I am an athlete. My joy lies in competition, both against my own potential and against others. My highs come from achievement, from working towards a goal with a team or alone. I might achieve my ultimate goal, I might not, but the journey is my happy place no matter what else might be going on in my life. I took for granted the ability to move my own body: injuries happened, then mechanical repairs, and you move on.
Then the unimaginable happened. I woke up one morning and could not seem to take in enough oxygen to walk across the room. I was crawling around the house to get from one room to the other. I’ll spare you the details of the ordeal, but I came to learn that I had Sjogren’s Syndrome. I likely had had it for a while and never knew it, but something had accelerated it into a crisis (likely Covid). It took a year to figure this out. During this time, my muscles completely atrophied. I weighed 94 pounds. I could not lift a 3lb dumbbell without gasping for air. For another year, I tried different activities every day including yoga, walking around a local park, and doing basic resistance exercises. I would have limited success with activity, and then I would crash into a full system flareup. I lost my job in aerospace as I could not handle a 50 mile commute each way to the office plus a 10-hour workday, the required team social activities in the evening (golf, happy hours, etc), and travel.
I have never believed modern allopathic medicine helps those like me. I studied human biochemistry for 30 years, ate “clean” since 1991, and even gave advice to physicians and trainers. So, I wasn’t walking into this situation blind. However, Sjogren’s Syndrome destroyed me. It was unpredictable, damaging, aggressive, and then passive. I needed help, and I needed to get control and reestablish my foundation again. I have trusted physical therapy over the years as both a preventive and a rehabilitative source, and I understood that a good PT could work wonders through systems thinking and corrective movement.
After some searching and interviewing local physical therapists, I was lucky enough to discover Fick PT and Sports Performance. The website alone struck a chord with me, so I set up an appointment with Dr. Gina Fick. The intake forms were very complete, with a lot of room for my own words, my own points, and my own story. It was not a canned generic data intake process. I wasn’t a number.

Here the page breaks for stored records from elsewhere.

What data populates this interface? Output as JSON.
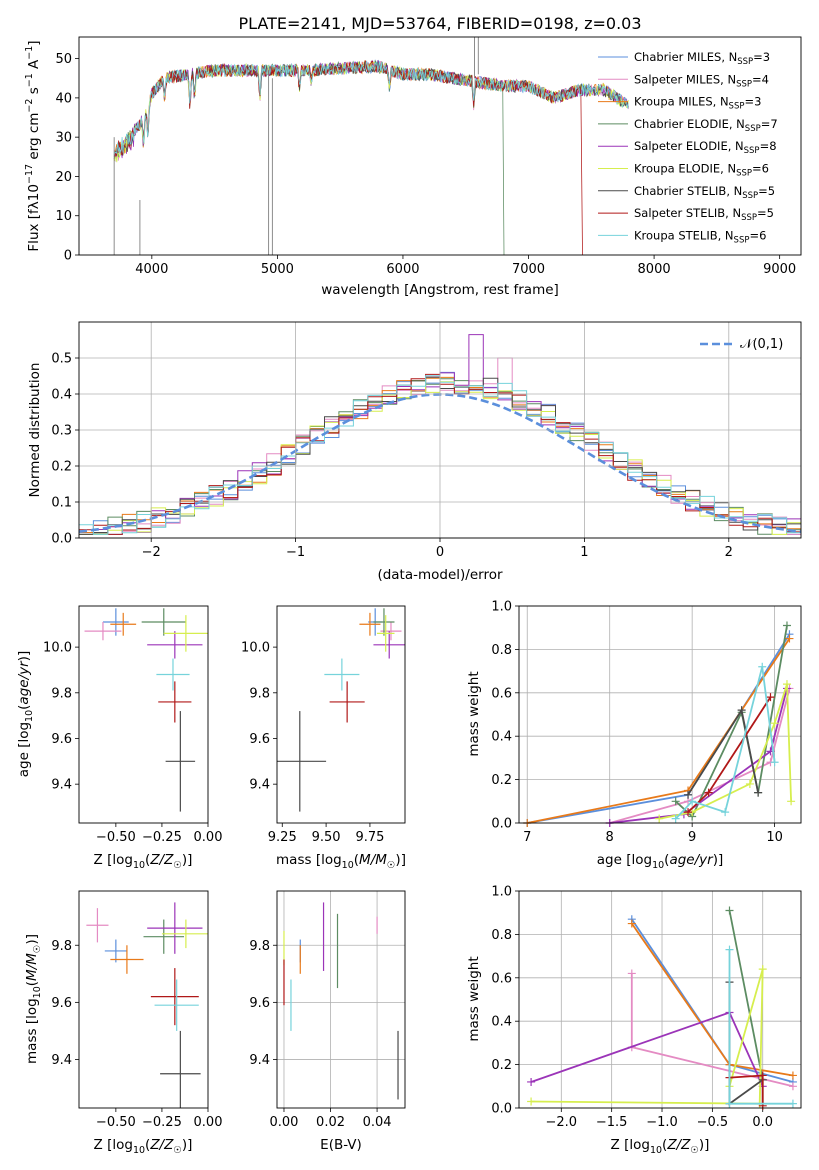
{
  "title": "PLATE=2141, MJD=53764, FIBERID=0198, z=0.03",
  "colors": {
    "Chabrier MILES": "#5b8fdc",
    "Salpeter MILES": "#e48bc3",
    "Kroupa MILES": "#e87a1a",
    "Chabrier ELODIE": "#5c8c62",
    "Salpeter ELODIE": "#9b34b8",
    "Kroupa ELODIE": "#d6ee4e",
    "Chabrier STELIB": "#4a4a4a",
    "Salpeter STELIB": "#b01818",
    "Kroupa STELIB": "#76d3db"
  },
  "chart_data": [
    {
      "id": "spectrum",
      "type": "line",
      "title": "PLATE=2141, MJD=53764, FIBERID=0198, z=0.03",
      "xlabel": "wavelength [Angstrom, rest frame]",
      "ylabel_parts": [
        "Flux [f",
        "λ",
        "10",
        "−17",
        " erg cm",
        "−2",
        " s",
        "−1",
        " A",
        "−1",
        "]"
      ],
      "xlim": [
        3420,
        9170
      ],
      "ylim": [
        0,
        55.5
      ],
      "xticks": [
        4000,
        5000,
        6000,
        7000,
        8000,
        9000
      ],
      "yticks": [
        0,
        10,
        20,
        30,
        40,
        50
      ],
      "grid": false,
      "legend_position": "upper right",
      "legend": [
        {
          "name": "Chabrier MILES",
          "n": "3"
        },
        {
          "name": "Salpeter MILES",
          "n": "4"
        },
        {
          "name": "Kroupa MILES",
          "n": "3"
        },
        {
          "name": "Chabrier ELODIE",
          "n": "7"
        },
        {
          "name": "Salpeter ELODIE",
          "n": "8"
        },
        {
          "name": "Kroupa ELODIE",
          "n": "6"
        },
        {
          "name": "Chabrier STELIB",
          "n": "5"
        },
        {
          "name": "Salpeter STELIB",
          "n": "5"
        },
        {
          "name": "Kroupa STELIB",
          "n": "6"
        }
      ],
      "continuum": [
        [
          3700,
          27
        ],
        [
          3800,
          30
        ],
        [
          3900,
          33
        ],
        [
          3950,
          36
        ],
        [
          4000,
          41
        ],
        [
          4100,
          45
        ],
        [
          4300,
          46
        ],
        [
          4500,
          47
        ],
        [
          4700,
          47
        ],
        [
          5000,
          47
        ],
        [
          5200,
          47
        ],
        [
          5500,
          47.5
        ],
        [
          5800,
          48
        ],
        [
          6000,
          46
        ],
        [
          6200,
          46
        ],
        [
          6500,
          44.5
        ],
        [
          6800,
          43
        ],
        [
          7000,
          43
        ],
        [
          7200,
          40
        ],
        [
          7400,
          42
        ],
        [
          7600,
          42
        ],
        [
          7800,
          38
        ]
      ]
    },
    {
      "id": "residual-histogram",
      "type": "step",
      "xlabel": "(data-model)/error",
      "ylabel": "Normed distribution",
      "xlim": [
        -2.5,
        2.5
      ],
      "ylim": [
        0,
        0.6
      ],
      "xticks": [
        -2,
        -1,
        0,
        1,
        2
      ],
      "yticks": [
        0.0,
        0.1,
        0.2,
        0.3,
        0.4,
        0.5
      ],
      "grid": true,
      "legend": "𝒩(0,1)",
      "legend_position": "upper right",
      "bin_width": 0.1,
      "bin_start": -2.5
    },
    {
      "id": "age-vs-metallicity",
      "type": "errorbar",
      "xlabel": "Z [log10(Z/Z☉)]",
      "ylabel": "age  [log10(age/yr)]",
      "xlim": [
        -0.7,
        0.0
      ],
      "ylim": [
        9.23,
        10.18
      ],
      "xticks": [
        -0.5,
        -0.25,
        0.0
      ],
      "yticks": [
        9.4,
        9.6,
        9.8,
        10.0
      ],
      "grid": false,
      "points": [
        {
          "series": "Chabrier MILES",
          "x": -0.5,
          "xerr": 0.07,
          "y": 10.11,
          "yerr": 0.06
        },
        {
          "series": "Salpeter MILES",
          "x": -0.57,
          "xerr": 0.1,
          "y": 10.07,
          "yerr": 0.04
        },
        {
          "series": "Kroupa MILES",
          "x": -0.46,
          "xerr": 0.07,
          "y": 10.1,
          "yerr": 0.05
        },
        {
          "series": "Chabrier ELODIE",
          "x": -0.24,
          "xerr": 0.12,
          "y": 10.11,
          "yerr": 0.06
        },
        {
          "series": "Salpeter ELODIE",
          "x": -0.18,
          "xerr": 0.15,
          "y": 10.01,
          "yerr": 0.06
        },
        {
          "series": "Kroupa ELODIE",
          "x": -0.12,
          "xerr": 0.12,
          "y": 10.06,
          "yerr": 0.08
        },
        {
          "series": "Chabrier STELIB",
          "x": -0.15,
          "xerr": 0.08,
          "y": 9.5,
          "yerr": 0.22
        },
        {
          "series": "Salpeter STELIB",
          "x": -0.18,
          "xerr": 0.09,
          "y": 9.76,
          "yerr": 0.09
        },
        {
          "series": "Kroupa STELIB",
          "x": -0.19,
          "xerr": 0.09,
          "y": 9.88,
          "yerr": 0.07
        }
      ]
    },
    {
      "id": "age-vs-mass",
      "type": "errorbar",
      "xlabel": "mass [log10(M/M☉)]",
      "xlim": [
        9.22,
        9.95
      ],
      "ylim": [
        9.23,
        10.18
      ],
      "xticks": [
        9.25,
        9.5,
        9.75
      ],
      "yticks": [
        9.4,
        9.6,
        9.8,
        10.0
      ],
      "grid": false,
      "points": [
        {
          "series": "Chabrier MILES",
          "x": 9.78,
          "xerr": 0.04,
          "y": 10.11,
          "yerr": 0.06
        },
        {
          "series": "Salpeter MILES",
          "x": 9.87,
          "xerr": 0.06,
          "y": 10.07,
          "yerr": 0.04
        },
        {
          "series": "Kroupa MILES",
          "x": 9.75,
          "xerr": 0.06,
          "y": 10.1,
          "yerr": 0.05
        },
        {
          "series": "Chabrier ELODIE",
          "x": 9.83,
          "xerr": 0.06,
          "y": 10.11,
          "yerr": 0.06
        },
        {
          "series": "Salpeter ELODIE",
          "x": 9.86,
          "xerr": 0.09,
          "y": 10.01,
          "yerr": 0.06
        },
        {
          "series": "Kroupa ELODIE",
          "x": 9.84,
          "xerr": 0.05,
          "y": 10.06,
          "yerr": 0.08
        },
        {
          "series": "Chabrier STELIB",
          "x": 9.35,
          "xerr": 0.15,
          "y": 9.5,
          "yerr": 0.22
        },
        {
          "series": "Salpeter STELIB",
          "x": 9.62,
          "xerr": 0.1,
          "y": 9.76,
          "yerr": 0.09
        },
        {
          "series": "Kroupa STELIB",
          "x": 9.59,
          "xerr": 0.1,
          "y": 9.88,
          "yerr": 0.07
        }
      ]
    },
    {
      "id": "mass-weight-vs-age",
      "type": "line",
      "xlabel": "age  [log10(age/yr)]",
      "ylabel": "mass weight",
      "xlim": [
        6.9,
        10.32
      ],
      "ylim": [
        0,
        1.0
      ],
      "xticks": [
        7,
        8,
        9,
        10
      ],
      "yticks": [
        0.0,
        0.2,
        0.4,
        0.6,
        0.8,
        1.0
      ],
      "grid": true,
      "series": [
        {
          "name": "Chabrier MILES",
          "x": [
            7.0,
            8.95,
            10.18
          ],
          "y": [
            0.0,
            0.13,
            0.87
          ]
        },
        {
          "name": "Salpeter MILES",
          "x": [
            8.0,
            8.95,
            9.95,
            10.18
          ],
          "y": [
            0.0,
            0.1,
            0.28,
            0.62
          ]
        },
        {
          "name": "Kroupa MILES",
          "x": [
            7.0,
            8.95,
            10.18
          ],
          "y": [
            0.0,
            0.15,
            0.85
          ]
        },
        {
          "name": "Chabrier ELODIE",
          "x": [
            8.8,
            9.0,
            9.6,
            9.8,
            10.15
          ],
          "y": [
            0.1,
            0.03,
            0.51,
            0.14,
            0.91
          ]
        },
        {
          "name": "Salpeter ELODIE",
          "x": [
            8.0,
            8.9,
            9.95,
            10.15
          ],
          "y": [
            0.0,
            0.04,
            0.33,
            0.62
          ]
        },
        {
          "name": "Kroupa ELODIE",
          "x": [
            8.6,
            9.0,
            9.7,
            10.0,
            10.15,
            10.2
          ],
          "y": [
            0.02,
            0.05,
            0.18,
            0.46,
            0.64,
            0.1
          ]
        },
        {
          "name": "Chabrier STELIB",
          "x": [
            8.95,
            9.6,
            9.8
          ],
          "y": [
            0.13,
            0.52,
            0.14
          ]
        },
        {
          "name": "Salpeter STELIB",
          "x": [
            8.95,
            9.2,
            9.95
          ],
          "y": [
            0.05,
            0.14,
            0.58
          ]
        },
        {
          "name": "Kroupa STELIB",
          "x": [
            8.8,
            9.0,
            9.4,
            9.85,
            10.0
          ],
          "y": [
            0.02,
            0.1,
            0.05,
            0.72,
            0.28
          ]
        }
      ]
    },
    {
      "id": "mass-vs-metallicity",
      "type": "errorbar",
      "xlabel": "Z [log10(Z/Z☉)]",
      "ylabel": "mass [log10(M/M☉)]",
      "xlim": [
        -0.7,
        0.0
      ],
      "ylim": [
        9.23,
        9.99
      ],
      "xticks": [
        -0.5,
        -0.25,
        0.0
      ],
      "yticks": [
        9.4,
        9.6,
        9.8
      ],
      "grid": false,
      "points": [
        {
          "series": "Chabrier MILES",
          "x": -0.5,
          "xerr": 0.06,
          "y": 9.78,
          "yerr": 0.04
        },
        {
          "series": "Salpeter MILES",
          "x": -0.6,
          "xerr": 0.06,
          "y": 9.87,
          "yerr": 0.06
        },
        {
          "series": "Kroupa MILES",
          "x": -0.44,
          "xerr": 0.09,
          "y": 9.75,
          "yerr": 0.05
        },
        {
          "series": "Chabrier ELODIE",
          "x": -0.24,
          "xerr": 0.11,
          "y": 9.83,
          "yerr": 0.06
        },
        {
          "series": "Salpeter ELODIE",
          "x": -0.18,
          "xerr": 0.15,
          "y": 9.86,
          "yerr": 0.09
        },
        {
          "series": "Kroupa ELODIE",
          "x": -0.12,
          "xerr": 0.13,
          "y": 9.84,
          "yerr": 0.05
        },
        {
          "series": "Chabrier STELIB",
          "x": -0.15,
          "xerr": 0.11,
          "y": 9.35,
          "yerr": 0.15
        },
        {
          "series": "Salpeter STELIB",
          "x": -0.18,
          "xerr": 0.13,
          "y": 9.62,
          "yerr": 0.1
        },
        {
          "series": "Kroupa STELIB",
          "x": -0.17,
          "xerr": 0.12,
          "y": 9.59,
          "yerr": 0.09
        }
      ]
    },
    {
      "id": "mass-vs-ebv",
      "type": "errorbar",
      "xlabel": "E(B-V)",
      "xlim": [
        -0.003,
        0.052
      ],
      "ylim": [
        9.23,
        9.99
      ],
      "xticks": [
        0.0,
        0.02,
        0.04
      ],
      "yticks": [
        9.4,
        9.6,
        9.8
      ],
      "grid": true,
      "points": [
        {
          "series": "Chabrier MILES",
          "x": 0.007,
          "xerr": 0.0,
          "y": 9.78,
          "yerr": 0.04
        },
        {
          "series": "Salpeter MILES",
          "x": 0.04,
          "xerr": 0.0,
          "y": 9.87,
          "yerr": 0.03
        },
        {
          "series": "Kroupa MILES",
          "x": 0.007,
          "xerr": 0.0,
          "y": 9.75,
          "yerr": 0.05
        },
        {
          "series": "Chabrier ELODIE",
          "x": 0.023,
          "xerr": 0.0,
          "y": 9.78,
          "yerr": 0.13
        },
        {
          "series": "Salpeter ELODIE",
          "x": 0.017,
          "xerr": 0.0,
          "y": 9.83,
          "yerr": 0.12
        },
        {
          "series": "Kroupa ELODIE",
          "x": 0.0,
          "xerr": 0.0,
          "y": 9.79,
          "yerr": 0.06
        },
        {
          "series": "Chabrier STELIB",
          "x": 0.049,
          "xerr": 0.0,
          "y": 9.38,
          "yerr": 0.12
        },
        {
          "series": "Salpeter STELIB",
          "x": 0.0,
          "xerr": 0.0,
          "y": 9.67,
          "yerr": 0.08
        },
        {
          "series": "Kroupa STELIB",
          "x": 0.003,
          "xerr": 0.0,
          "y": 9.59,
          "yerr": 0.09
        }
      ]
    },
    {
      "id": "mass-weight-vs-metallicity",
      "type": "line",
      "xlabel": "Z [log10(Z/Z☉)]",
      "ylabel": "mass weight",
      "xlim": [
        -2.42,
        0.38
      ],
      "ylim": [
        0,
        1.0
      ],
      "xticks": [
        -2.0,
        -1.5,
        -1.0,
        -0.5,
        0.0
      ],
      "yticks": [
        0.0,
        0.2,
        0.4,
        0.6,
        0.8,
        1.0
      ],
      "grid": true,
      "series": [
        {
          "name": "Chabrier MILES",
          "x": [
            -1.3,
            -0.33,
            0.3
          ],
          "y": [
            0.87,
            0.2,
            0.12
          ]
        },
        {
          "name": "Salpeter MILES",
          "x": [
            -1.3,
            -1.3,
            0.3
          ],
          "y": [
            0.62,
            0.28,
            0.1
          ]
        },
        {
          "name": "Kroupa MILES",
          "x": [
            -1.3,
            -0.33,
            0.3
          ],
          "y": [
            0.85,
            0.2,
            0.15
          ]
        },
        {
          "name": "Chabrier ELODIE",
          "x": [
            -0.33,
            0.0,
            0.0
          ],
          "y": [
            0.91,
            0.13,
            0.02
          ]
        },
        {
          "name": "Salpeter ELODIE",
          "x": [
            -2.3,
            -0.33,
            0.0
          ],
          "y": [
            0.12,
            0.44,
            0.1
          ]
        },
        {
          "name": "Kroupa ELODIE",
          "x": [
            -2.3,
            -0.03,
            0.0,
            -0.33
          ],
          "y": [
            0.03,
            0.02,
            0.64,
            0.1
          ]
        },
        {
          "name": "Chabrier STELIB",
          "x": [
            -0.33,
            -0.33,
            0.0
          ],
          "y": [
            0.58,
            0.02,
            0.13
          ]
        },
        {
          "name": "Salpeter STELIB",
          "x": [
            -0.33,
            0.0,
            0.0
          ],
          "y": [
            0.14,
            0.15,
            0.01
          ]
        },
        {
          "name": "Kroupa STELIB",
          "x": [
            -0.33,
            -0.33,
            0.3
          ],
          "y": [
            0.73,
            0.02,
            0.02
          ]
        }
      ]
    }
  ]
}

Meeting with Dr. Gina was cathartic. Her own story allows her to understand the personal impacts, the emotions, and the sense of loss that an athlete feels when they are unable to move their body and unab le to do things that are second nature to them-what they crave. She spent so much time evaluating me, understanding me, her eyes were not on the clock. One human to another, forming a team to achieve a goal.
I signed up and began working with her immediately and chose to invest in a treatment plan that I believed in, out of my own pocket. I underwent lots of treatments and mobility work to ease my discomfort and address areas of inflammation and overall physical deterioration from lack of use. Dr. Gina took time to listen and understand how my body responded from one treatment session to the next. We moved on from focusing primarily manual therapy treatments to manual therapy with corrective exercises focused on balance and stability. Then we progressed to the machine I call the “miracle” … the Alter G treadmill.
Fick PT & Sports Performance has a superb mix of rehabilitative tools and recovery tools, but this Alter G treadmill… it’s a gamechanger! Simply put, this unique machine uses air to lift your body weight off your legs, allowing you to walk or run without stressing your joints beyond their ability. I cried the first day I was on it. It was the first time in 2 years that I could move my body normally. I began using the AlterG treadmill as often as I could, and we saw my cardiovascular system and muscles responding, rebuilding, and REMEMBERING the sheer bliss of movement.
By working with top therapists that Dr. Gina Fick has cherry picked for her practice (THE BEST!), I was able to progress from crawling across the floors of my home to get from one room to the next to being able to complete a 5-mile walk (45 – 60 min spurts as fast as 3.8mph) in 4 months. Now, 6 months later, I’m lifting weights, doing more challenging exercises such as RDLs, squats, and medicine ball work. My mobility has increased, my frozen shoulder is gone, and a lot of my inflammation is gone.
I cannot speak highly enough of Fick PT and Sports Performance, especially if you have an autoimmune condition. Do NOT assume your active life is over. Come and see them. Try the Alter G. The difference in me is incredible. I’m not what I was before, but I am thinking about competing again in different sports! I’ll have this condition forever but having a team like Dr. Gina’s there with me to reinforce my belief that I am not a victim, but a challenger makes me feel like I can achieve every possibility open to me!